10 replies on “tories dominate, opposition parties scramble to nominate in alberta.”

It seems to me (as a centrist voter sick of the Harper Tories) that the NDP have replaced the Liberals as the second strongest federal party in Alberta. They are able to attract better-known candidates and have been trending up in many Alberta ridings for the last few elections. The Liberals meanwhile are finishing an embarrassing 3th or even 4th in most rural and suburban Alberta ridings, often with less than 10% of the vote, and cannot even pose a threat to the Tories in Anne Mclellan’s old riding of Edmonton Centre. Therefore I will be voting (and campaigning) for the NDP this election.

I for one, am sick of the minority government and the coalition of idiots that make up the federal opposition and will move my vote from the Liberals to Conservatives this time.

Calgary Centre North’s candidate for the Liberals will likely beat out the NDP for second. Chan, the previous NDP candidate, has moved and so has the three elections of support he has.

Looking forward to the Liberals taking some serious headwinds in Calgary this election.

Oh please. Do I have to use the sandbox analogy? There’s only so long that you can hog the toys and refuse to play nice before the other kids bail. Apparently ‘Where It Stands,’ you would just sit there and take the abuse. I’d hate to see your psychological profile.

Ray Martin – Peter Goldring is going to be more interesting to watch than Linda Duncan – Ryan Hastman. Esp since Ray is the former MLA.
On a side note – do you think the oppositions talk of coalition will drive people to give the Tories a majority?

If the Conservatives go heavy with “threat of a coaltion” ads, they may find that strategy will backfire. Those kind of fear tactics play well to the Conservative base and may help them sweep seats in Alberta, but in places that are more politically moderate, like BC and Ontario, the message will come off as hollow and irrelevant to the average voter’s concerns. A coalition government represents a problem for Stephen Harper, not a threat for the working men and women who want federal policies that help them take care of their families.

Hastman’s campaign is riddled with Wildrose members. He needs both PC and Wildrose members to win. Can he do it?

I find it interesting that the Liberals are so far behind both the governing Tories & the NDP in candidate nominations in Alberta.
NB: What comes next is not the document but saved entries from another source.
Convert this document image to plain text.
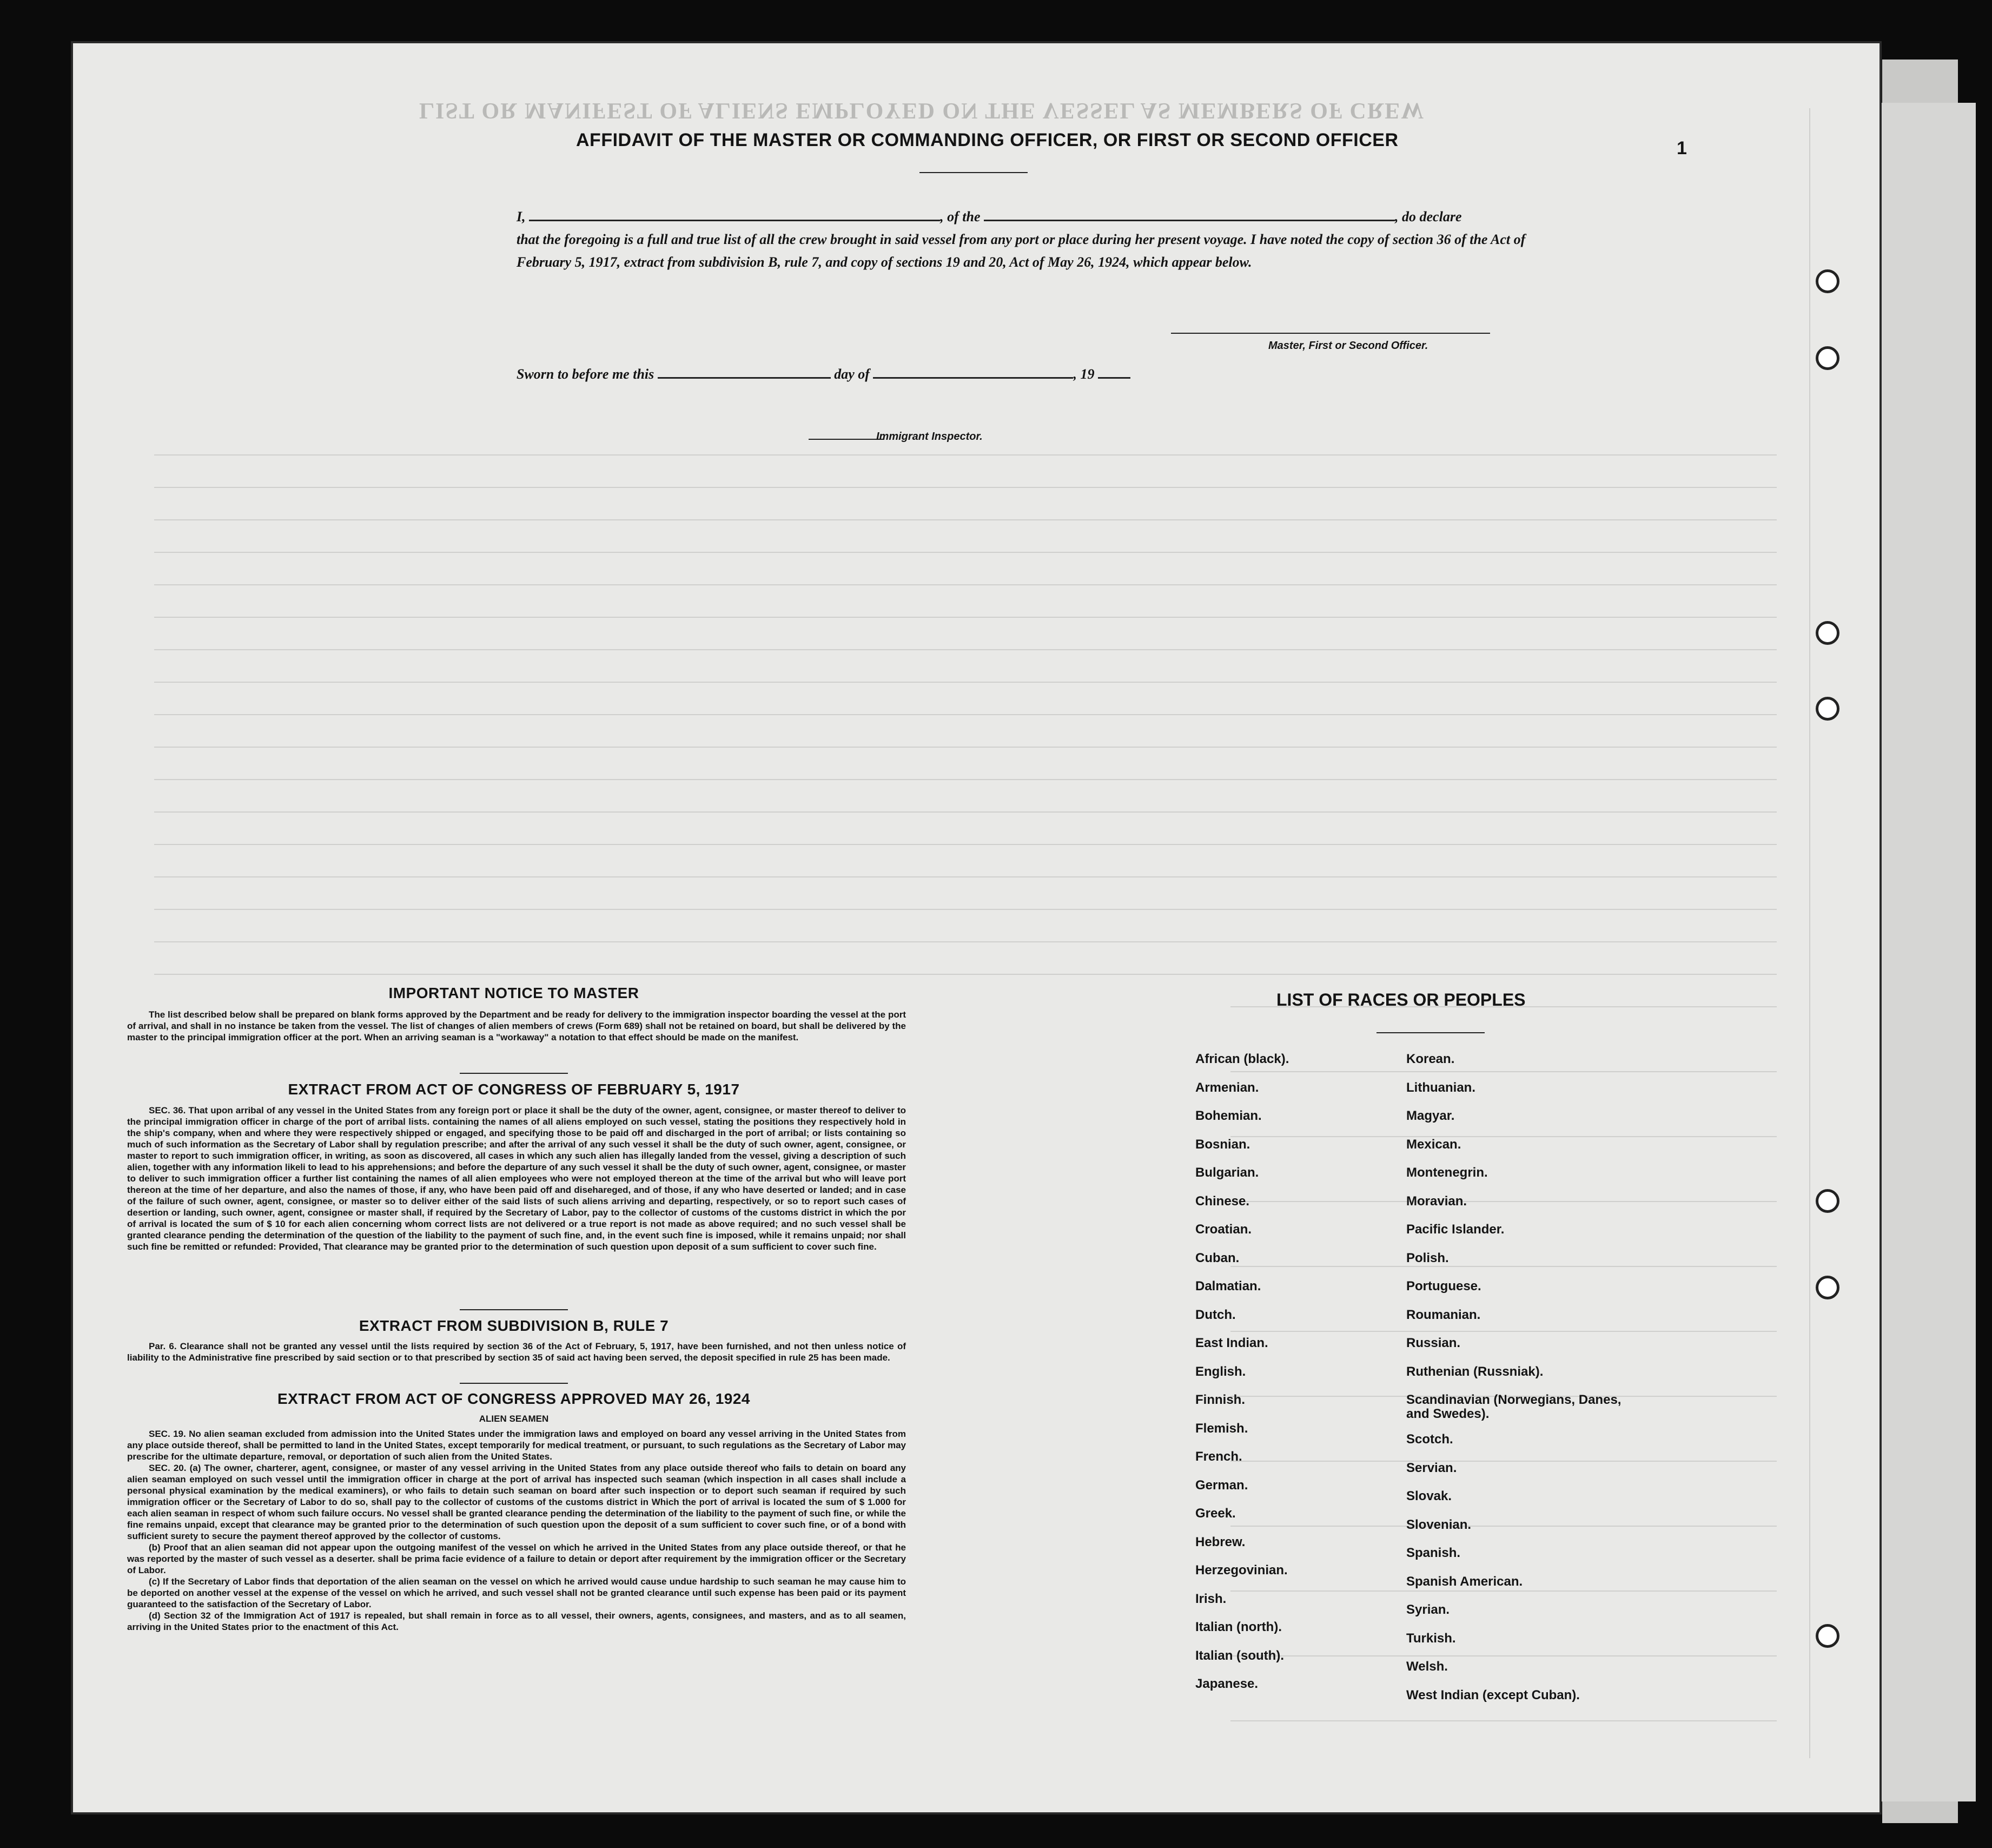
LIST OR MANIFEST OF ALIENS EMPLOYED ON THE VESSEL AS MEMBERS OF CREW
1
AFFIDAVIT OF THE MASTER OR COMMANDING OFFICER, OR FIRST OR SECOND OFFICER
I,	, of the	, do declare
that the foregoing is a full and true list of all the crew brought in said vessel from any port or place during her present voyage. I have noted the copy of section 36 of the Act of February 5, 1917, extract from subdivision B, rule 7, and copy of sections 19 and 20, Act of May 26, 1924, which appear below.
Master, First or Second Officer.
Sworn to before me this	day of	, 19
Immigrant Inspector.
IMPORTANT NOTICE TO MASTER
The list described below shall be prepared on blank forms approved by the Department and be ready for delivery to the immigration inspector boarding the vessel at the port of arrival, and shall in no instance be taken from the vessel. The list of changes of alien members of crews (Form 689) shall not be retained on board, but shall be delivered by the master to the principal immigration officer at the port. When an arriving seaman is a "workaway" a notation to that effect should be made on the manifest.
EXTRACT FROM ACT OF CONGRESS OF FEBRUARY 5, 1917
SEC. 36. That upon arribal of any vessel in the United States from any foreign port or place it shall be the duty of the owner, agent, consignee, or master thereof to deliver to the principal immigration officer in charge of the port of arribal lists. containing the names of all aliens employed on such vessel, stating the positions they respectively hold in the ship's company, when and where they were respectively shipped or engaged, and specifying those to be paid off and discharged in the port of arribal; or lists containing so much of such information as the Secretary of Labor shall by regulation prescribe; and after the arrival of any such vessel it shall be the duty of such owner, agent, consignee, or master to report to such immigration officer, in writing, as soon as discovered, all cases in which any such alien has illegally landed from the vessel, giving a description of such alien, together with any information likeli to lead to his apprehensions; and before the departure of any such vessel it shall be the duty of such owner, agent, consignee, or master to deliver to such immigration officer a further list containing the names of all alien employees who were not employed thereon at the time of the arrival but who will leave port thereon at the time of her departure, and also the names of those, if any, who have been paid off and disehareged, and of those, if any who have deserted or landed; and in case of the failure of such owner, agent, consignee, or master so to deliver either of the said lists of such aliens arriving and departing, respectively, or so to report such cases of desertion or landing, such owner, agent, consignee or master shall, if required by the Secretary of Labor, pay to the collector of customs of the customs district in which the por of arrival is located the sum of $ 10 for each alien concerning whom correct lists are not delivered or a true report is not made as above required; and no such vessel shall be granted clearance pending the determination of the question of the liability to the payment of such fine, and, in the event such fine is imposed, while it remains unpaid; nor shall such fine be remitted or refunded: Provided, That clearance may be granted prior to the determination of such question upon deposit of a sum sufficient to cover such fine.
EXTRACT FROM SUBDIVISION B, RULE 7
Par. 6. Clearance shall not be granted any vessel until the lists required by section 36 of the Act of February, 5, 1917, have been furnished, and not then unless notice of liability to the Administrative fine prescribed by said section or to that prescribed by section 35 of said act having been served, the deposit specified in rule 25 has been made.
EXTRACT FROM ACT OF CONGRESS APPROVED MAY 26, 1924
ALIEN SEAMEN
SEC. 19. No alien seaman excluded from admission into the United States under the immigration laws and employed on board any vessel arriving in the United States from any place outside thereof, shall be permitted to land in the United States, except temporarily for medical treatment, or pursuant, to such regulations as the Secretary of Labor may prescribe for the ultimate departure, removal, or deportation of such alien from the United States.
SEC. 20. (a) The owner, charterer, agent, consignee, or master of any vessel arriving in the United States from any place outside thereof who fails to detain on board any alien seaman employed on such vessel until the immigration officer in charge at the port of arrival has inspected such seaman (which inspection in all cases shall include a personal physical examination by the medical examiners), or who fails to detain such seaman on board after such inspection or to deport such seaman if required by such immigration officer or the Secretary of Labor to do so, shall pay to the collector of customs of the customs district in Which the port of arrival is located the sum of $ 1.000 for each alien seaman in respect of whom such failure occurs. No vessel shall be granted clearance pending the determination of the liability to the payment of such fine, or while the fine remains unpaid, except that clearance may be granted prior to the determination of such question upon the deposit of a sum sufficient to cover such fine, or of a bond with sufficient surety to secure the payment thereof approved by the collector of customs.
(b) Proof that an alien seaman did not appear upon the outgoing manifest of the vessel on which he arrived in the United States from any place outside thereof, or that he was reported by the master of such vessel as a deserter. shall be prima facie evidence of a failure to detain or deport after requirement by the immigration officer or the Secretary of Labor.
(c) If the Secretary of Labor finds that deportation of the alien seaman on the vessel on which he arrived would cause undue hardship to such seaman he may cause him to be deported on another vessel at the expense of the vessel on which he arrived, and such vessel shall not be granted clearance until such expense has been paid or its payment guaranteed to the satisfaction of the Secretary of Labor.
(d) Section 32 of the Immigration Act of 1917 is repealed, but shall remain in force as to all vessel, their owners, agents, consignees, and masters, and as to all seamen, arriving in the United States prior to the enactment of this Act.
LIST OF RACES OR PEOPLES
African (black).
Armenian.
Bohemian.
Bosnian.
Bulgarian.
Chinese.
Croatian.
Cuban.
Dalmatian.
Dutch.
East Indian.
English.
Finnish.
Flemish.
French.
German.
Greek.
Hebrew.
Herzegovinian.
Irish.
Italian (north).
Italian (south).
Japanese.
Korean.
Lithuanian.
Magyar.
Mexican.
Montenegrin.
Moravian.
Pacific Islander.
Polish.
Portuguese.
Roumanian.
Russian.
Ruthenian (Russniak).
Scandinavian (Norwegians, Danes, and Swedes).
Scotch.
Servian.
Slovak.
Slovenian.
Spanish.
Spanish American.
Syrian.
Turkish.
Welsh.
West Indian (except Cuban).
I think when the writ drops tomorrow we’re going to see a mad scramble to put Grit names on the ballot, even though most of them (outside of a few urban ridings) don’t have a snowball’s chance in Hell.

In the Peace River riding, currently held by Chris Warkentin, the NDP last year nominated Valleyview lawyer Jennifer Villebrun, a non-rookie campaigner who ran as a Green in 2008. I think Warkentin will win in a walk, but I expect the NDP to put in a reasonably strong second place showing ahead of the Liberals up here.